Last week, Stephen Hargreaves started receiving threatening messages directed at him and his family after he complained on social media about an “anti-lockdown” march in downtown Windsor, Ontario. This included an alleged rape threat -- should he “further slander” the COVID conspiracy movement. CBC picked up the story.
Former PPC Candidate, QAnon Supporter, And Man Convicted For Domestic Assault Says “Nobody” From His Windsor Anti-Mask March Would Threaten Anyone
Canadian Anti-Hate Network
November 23, 2020
Darryl Burrell. Source: Facebook.
Last week, Stephen Hargreaves started receiving threatening messages directed at him and his family after he complained on social media about an “anti-lockdown” march in downtown Windsor, Ontario. This included an alleged rape threat -- should he “further slander” the COVID conspiracy movement. CBC picked up the story.
"It's absolutely unacceptable, you cannot threaten to rape people," Hargreaves told CBC. "It's that simple."
The CBC also interviewed the organizers of the march, including Darryl Burrell, who ran as the People’s Party of Canada candidate for Windsor West. Burrell gave them an implausible explanation: "We have many haters and they are all mentally ill.
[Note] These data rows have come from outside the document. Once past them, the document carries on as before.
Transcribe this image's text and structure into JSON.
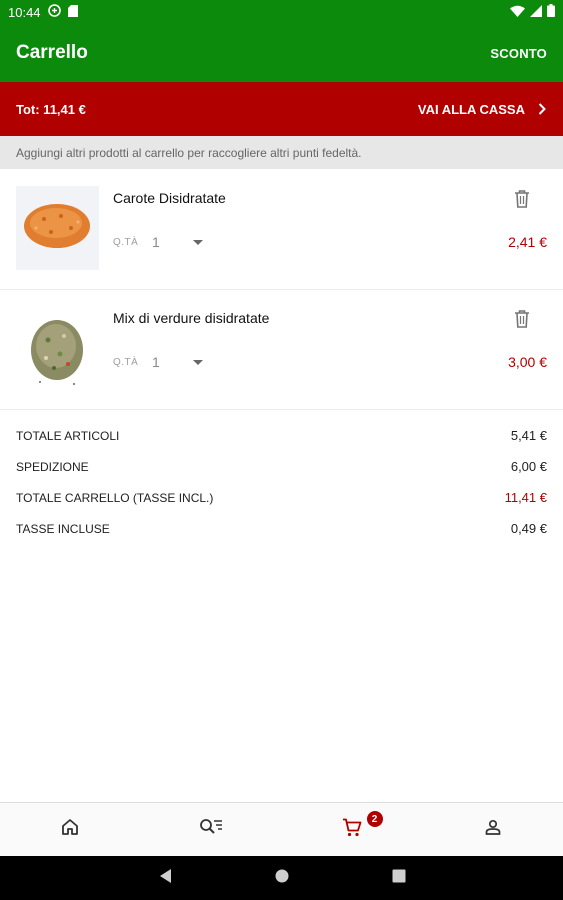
{
  "status_bar": {
    "time": "10:44"
  },
  "app_bar": {
    "title": "Carrello",
    "action_label": "SCONTO"
  },
  "total_bar": {
    "total_text": "Tot: 11,41 €",
    "checkout_label": "VAI ALLA CASSA"
  },
  "info_message": "Aggiungi altri prodotti al carrello per raccogliere altri punti fedeltà.",
  "cart_items": [
    {
      "name": "Carote Disidratate",
      "qty_label": "Q.TÀ",
      "qty": "1",
      "price": "2,41 €",
      "image_icon": "carrot-flakes-image"
    },
    {
      "name": "Mix di verdure disidratate",
      "qty_label": "Q.TÀ",
      "qty": "1",
      "price": "3,00 €",
      "image_icon": "vegetable-mix-image"
    }
  ],
  "summary": [
    {
      "label": "TOTALE ARTICOLI",
      "value": "5,41 €"
    },
    {
      "label": "SPEDIZIONE",
      "value": "6,00 €"
    },
    {
      "label": "TOTALE CARRELLO (TASSE INCL.)",
      "value": "11,41 €"
    },
    {
      "label": "TASSE INCLUSE",
      "value": "0,49 €"
    }
  ],
  "bottom_nav": {
    "cart_badge": "2"
  },
  "colors": {
    "green": "#0c8a0c",
    "red": "#b00000",
    "info_bg": "#e7e7e7"
  }
}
So anyone of them could have made an account to try and make us look bad."
"Nobody from our march would say or send that type of message."
Burrell’s insistence on the good behaviour of his demonstrators is undercut by his own public history of bigotry and domestic assault -- which the CBC failed to mention.
Despite his soft handling in the piece, Burrell complained and threatened to sue the CBC for libel.
He also accused Barker and the CBC writ-large as staging the threats.
“It concerns me that you’re trying to make something of this,” Burrell writes to Barker, “which leads me to believe you and your bosses are behind it.”
According to his posts, Burrell believes COVID is an elaborate hoax, engineered by governments, the United Nations, and Bill Gates -- among others -- to seize power and convert the world into massive socialist technocracies.
He told a very different story to try to avoid selling the house he was living in.
According to public court records, Burrell was ordered to sell a jointly-owned house as part of his divorce. These documents are also where we learned about his conviction for domestic assault and that there is a related “non-association order.”
Burrell told the court that it would be unsafe to sell the house because of COVID, and that he should be allowed to remain in it until after the pandemic is over.
His online posts suggesting COVID is a hoax did not go unnoticed by the court. Justice Christopher M. Bondy ruled against Burrell, writing: “the COVID-19 crisis was simply a convenient means for the respondent to frustrate a clear court order . . . the respondent had misrepresented his fear of the COVID-19 virus in order to achieve other, nefarious ends.”
Like a number of anti-mask protestors, Burrell also appears to be entrenched in the mythology of QAnon. Multiple reposts of his include reference to the “The Storm,” “The Cabal,” and several images of “Q drops” -- the messages used by the pseudonymous online profit to communicate with followers.
Q’s central story, one of global networks of elite pedophiles, leans heavily on antisemitic tropes, especially blood libel.
Source: Facebook
Burrell regularly shares a variety of anti-muslim and anti-trans content on his page.
These include his categorization of MP Ahmed Hussen as “Ahmed the Terrorist,” and that he has opened “the border to Somalia... land of the pirates.”
“If you don't see how political and extreme Islam has crept up, you need to take your head out of the sand,” Burrell writes in the comments.
Source: Facebook
Of course, the COVID conspiracy movement is full of disreputable characters -- both because it attracts the type, and because they welcome anyone who will march with them. At times, even after being confronted with evidence that they are harbouring neo-Nazis.
Brian Ruhe in BC has been a regular participant and organizer. He recently reenacted a Nazi book burning while he and others gave Nazi salutes. Ontario’s Micheal Bolton has used dozens of social media accounts to spread hatred against Jewish, Black, and Turkish people, “race traitors,” and pro-terrorist neo-Nazi propaganda. Bolton has been attending the demonstrations too -- he was interviewed by Rebel Media.
The Canadian Anti-Hate Network made multiple attempts to contact Darryl Burrell and has not received a response by time of publication.